Mais c'est ici que se place notre seconde remarque : tandis que Kant ne cherche dans la Raison constituante que les conditions d'existence de notre représentation du monde, Lévi-Strauss cherche aussi en elle les conditions de l'existence sociale par l'intermédiaire de la communication entre les esprits et, par conséquent, l'ethnologie élargit considérablement le champ des découvertes structurelles.

Mais on voit aussi pourquoi, comme nous le disions, Lévi-Strauss reste dans le domaine du schématisme transcendantal. C'est que l'ethnologie est une science et que la science marche pas à pas ; elle est obligée de sérier les problèmes et de ne les aborder que les uns après les autres. Si les cultures portent la marque de l'esprit humain, l'étude de ces cultures ne peut que nous découvrir ces marques, individualisées en quelque sorte par la matière qu'il informe ; elle ne nous mène, du moins dans une première étape, qu'au seuil de l'anthropologie. Nous n'arriverons vraiment à cette dernière que lorsque l'enquête ethnologique sera terminée, et que nous pourrons nous élever des modèles partiels, comme ceux des systèmes de la parenté ou ceux des systèmes de mythêmes, aux modèles de ce que "L'anthropologie structurale" appelle l'ordre des ordres, qui nous ferait enfin saisir les virtualités inconscientes de la Raison Constituante.

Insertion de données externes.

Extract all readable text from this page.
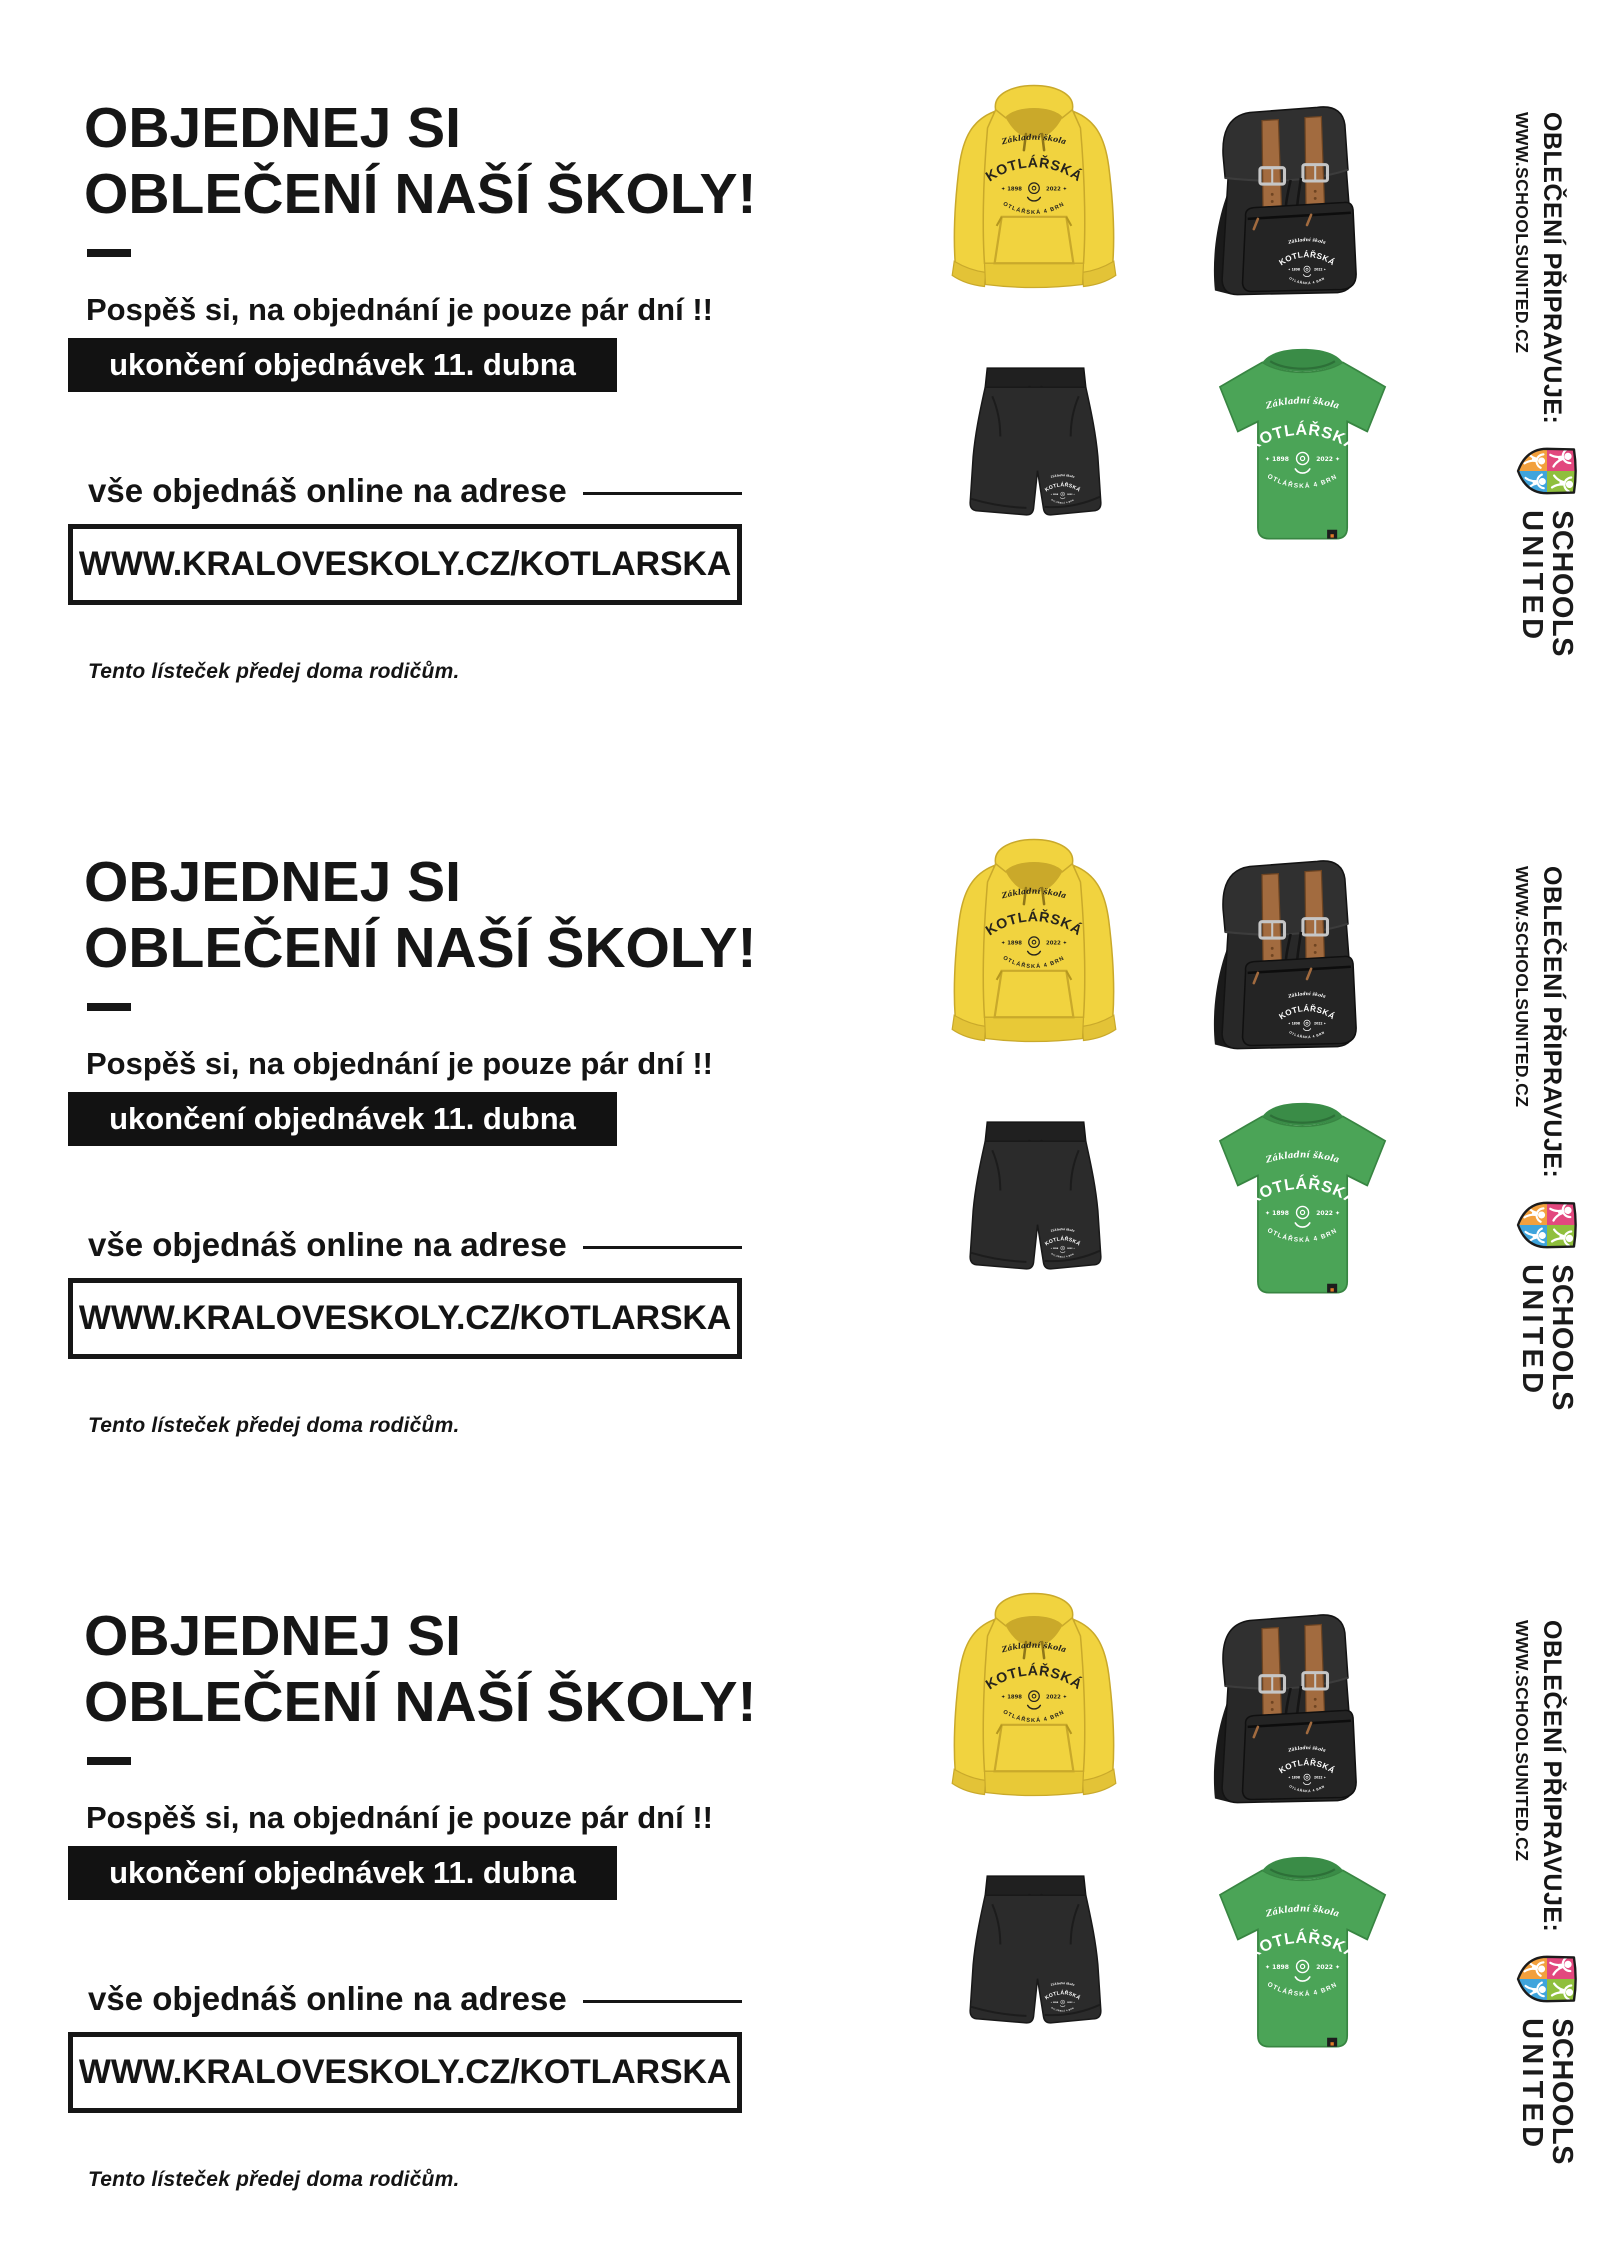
OBJEDNEJ SI
OBLEČENÍ NAŠÍ ŠKOLY!

Pospěš si, na objednání je pouze pár dní !!

ukončení objednávek 11. dubna
vše objednáš online na adrese
WWW.KRALOVESKOLY.CZ/KOTLARSKA

Tento lísteček předej doma rodičům.

OBLEČENÍ PŘIPRAVUJE:
WWW.SCHOOLSUNITED.CZ
SCHOOLS
UNITED
OBJEDNEJ SI
OBLEČENÍ NAŠÍ ŠKOLY!

Pospěš si, na objednání je pouze pár dní !!

ukončení objednávek 11. dubna
vše objednáš online na adrese
WWW.KRALOVESKOLY.CZ/KOTLARSKA

Tento lísteček předej doma rodičům.

OBLEČENÍ PŘIPRAVUJE:
WWW.SCHOOLSUNITED.CZ
SCHOOLS
UNITED
OBJEDNEJ SI
OBLEČENÍ NAŠÍ ŠKOLY!

Pospěš si, na objednání je pouze pár dní !!

ukončení objednávek 11. dubna
vše objednáš online na adrese
WWW.KRALOVESKOLY.CZ/KOTLARSKA

Tento lísteček předej doma rodičům.

OBLEČENÍ PŘIPRAVUJE:
WWW.SCHOOLSUNITED.CZ
SCHOOLS
UNITED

Dans sa conférence à la Société Française de Psychologie, M. Mauss disait aux psychologues à propos des symboles : vous ne pouvez en saisir que certains exemplaires au niveau de la psychiatrie ; mais l'ethnologie vous fournit une documentation massive qu'il vous reste à élaborer. L'intérêt de cette anthropologie structurale, c'est qu'elle permet la mise en marche sur le même chemin des psychiatres et des ethnologues, car ce qu'étudie la psychiatrie, c'est aussi une culture, mais une culture individuelle, déviante par rapport à la culture collective à laquelle pourtant elle se réfère, jouant à sa périphérie ; et ces cultures individuelles, c'est-à-dire les mythes et les délires des malades mentaux, doivent se ramener à quelques types simples où vient se perdre la multiplicité des cas psychiatriques et qui sont naturellement les mêmes que les types dégagés par l'ethnologue à partir des cultures collectives.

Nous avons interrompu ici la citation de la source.